Mit 15 Minuten Zeitverlust konnte der Spanier den Schaden zunächst noch in Grenzen halten. Auf der dritten Prüfung ging Roma das Glück dann endgültig aus. Zusammen mit seinem Beifahrer Michel Périn geriet er in einen großen Canyon, der sich hinter einer Sanddüne versteckte.

Nach Auskunft des Teams fiel der BMW X3 mehrere Meter herab und überschlug sich bis zum harten Aufprall auf dem Grund mehrmals. Bei dem spektakulären Zwischenfall beschädigte sich Roma die komplette hintere rechte Seite seines Offroaders und riss sich zudem noch ein Rad ab.

Schaden nicht mehr zu beheben

Am Haken des Service-Trucks erreichte die Crew um 22.45 Uhr Ortszeit das Biwak in Fiambalá. Nach kurzer Ansicht des Autos erkannten die Mechaniker schnell, dass der Schaden nicht mehr zu beheben ist. Zu allem Übel verletzte sich Roma auch noch an der Hand. Allerdings dementierte das Team Gerüchte, dass die Hand gebrochen sei.
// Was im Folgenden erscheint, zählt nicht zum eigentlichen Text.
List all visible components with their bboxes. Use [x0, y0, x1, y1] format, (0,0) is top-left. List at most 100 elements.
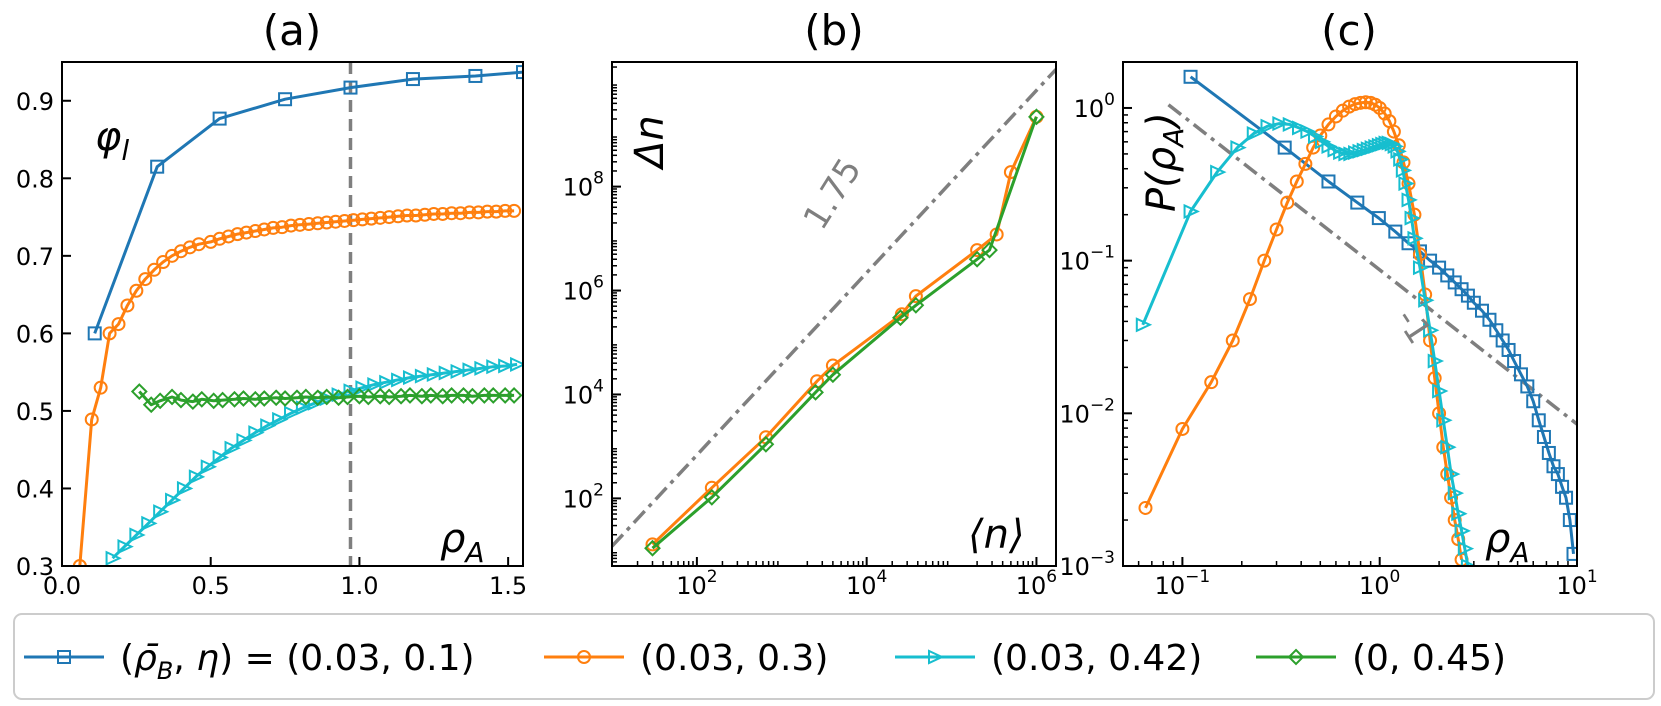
x-tick-label: 101: [1556, 567, 1597, 600]
data-point: [1536, 429, 1551, 444]
data-point: [276, 390, 294, 407]
panel-c-xlabel: ρA: [1485, 516, 1530, 569]
data-point: [359, 388, 377, 406]
legend-box: [13, 613, 1655, 700]
y-tick-label: 0.3: [16, 553, 54, 581]
data-point: [239, 225, 254, 240]
data-point: [318, 388, 336, 406]
data-point: [486, 359, 503, 375]
data-point: [444, 206, 459, 221]
data-point: [391, 372, 408, 388]
data-point: [825, 358, 840, 373]
data-point: [1183, 69, 1198, 84]
data-point: [1321, 117, 1336, 132]
data-point: [1566, 546, 1577, 561]
data-point: [105, 550, 122, 566]
data-point: [510, 356, 523, 372]
data-point: [426, 206, 441, 221]
data-point: [507, 203, 522, 218]
data-point: [1246, 125, 1264, 142]
panel-b: (b) 102 104 106 102 104 106 108 Δn ⟨n⟩ 1.75: [563, 6, 1058, 600]
data-point: [102, 326, 117, 341]
data-point: [165, 492, 182, 508]
data-point: [111, 317, 126, 332]
data-point: [235, 390, 252, 407]
data-point: [1460, 558, 1478, 566]
data-point: [257, 222, 272, 237]
data-point: [435, 206, 450, 221]
data-point: [1386, 124, 1401, 139]
data-point: [1454, 523, 1471, 539]
legend-item: (0.03, 0.42): [895, 638, 1202, 679]
data-point: [301, 217, 316, 232]
y-tick-label: 10−1: [1059, 243, 1115, 276]
data-point: [462, 362, 479, 378]
data-point: [400, 208, 415, 223]
x-tick-label: 102: [676, 567, 717, 600]
data-point: [484, 387, 502, 404]
data-point: [1444, 490, 1459, 505]
data-point: [824, 366, 842, 384]
data-point: [1300, 124, 1317, 140]
y-tick-label: 0.6: [16, 320, 54, 348]
data-point: [471, 205, 486, 220]
data-point: [474, 360, 491, 376]
data-point: [703, 488, 721, 506]
panel-a-axes: 0.0 0.5 1.0 1.5 0.3 0.4 0.5 0.6 0.7 0.8 0.9: [16, 88, 527, 600]
data-point: [1447, 485, 1465, 501]
x-tick-label: 100: [1359, 567, 1400, 600]
data-point: [284, 218, 299, 233]
y-tick-label: 0.7: [16, 243, 54, 271]
data-point: [84, 412, 99, 427]
data-point: [402, 370, 420, 386]
data-point: [129, 283, 144, 298]
data-point: [704, 480, 719, 495]
series-cyan: [105, 356, 523, 566]
data-point: [1135, 317, 1153, 333]
data-point: [153, 504, 170, 520]
data-point: [968, 250, 986, 268]
data-point: [295, 400, 313, 416]
legend-item: (ρ̄B, η) = (0.03, 0.1): [24, 638, 475, 685]
data-point: [1230, 140, 1247, 156]
legend-label: (0, 0.45): [1352, 638, 1506, 679]
y-tick-label: 102: [563, 480, 604, 513]
data-point: [255, 390, 273, 407]
data-point: [355, 212, 370, 227]
data-point: [462, 205, 477, 220]
panel-a-title: (a): [263, 6, 322, 55]
data-point: [1277, 140, 1292, 155]
data-point: [129, 527, 146, 543]
data-point: [480, 204, 495, 219]
legend-label: (0.03, 0.3): [640, 638, 828, 679]
data-point: [1440, 439, 1457, 455]
data-point: [1210, 164, 1227, 180]
legend-marker: [928, 649, 945, 665]
data-point: [275, 220, 290, 235]
data-point: [1427, 353, 1445, 369]
data-point: [212, 449, 230, 466]
legend-marker: [1287, 648, 1305, 666]
data-point: [1353, 95, 1368, 110]
series-line: [138, 390, 515, 407]
y-tick-label: 0.9: [16, 88, 54, 116]
data-point: [1559, 490, 1574, 505]
x-tick-label: 106: [1016, 567, 1057, 600]
data-point: [516, 65, 523, 80]
data-point: [414, 368, 432, 384]
panel-b-plot-area: [612, 68, 1056, 557]
data-point: [1269, 222, 1284, 237]
data-point: [1407, 230, 1424, 246]
data-point: [892, 309, 909, 327]
data-point: [426, 366, 444, 383]
y-tick-label: 0.5: [16, 398, 54, 426]
data-point: [193, 390, 211, 408]
data-point: [498, 358, 515, 374]
data-point: [1444, 466, 1461, 482]
y-tick-label: 10−2: [1059, 395, 1115, 428]
series-blue: [1183, 69, 1577, 561]
data-point: [1204, 375, 1219, 390]
legend-label: (0.03, 0.42): [991, 638, 1202, 679]
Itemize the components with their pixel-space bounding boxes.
Für Beifahrer Périn wiederholte sich damit das Schicksal aus dem Vorjahr. Nicht unweit der Stelle, an der er am Montag mit Roma verunglückte, war auch 2009 Schluss. Damals saß er noch mit Carlos Sainz im VW Race Touareg, als er bei einem Überschlag alle Hoffnungen auf den Sieg aufgeben musste.

Somit bleibt der hessischen X-Raid-Mannschaft nur noch Stephane Peterhansel als letzte Speerspitze. Während Teamkollege Roma sich aus der Rallye verabschiedete konnte der neunmalige Dakar-Sieger die Tagesbestzeit fahren und die Führung im Gesamtklassement übernehmen.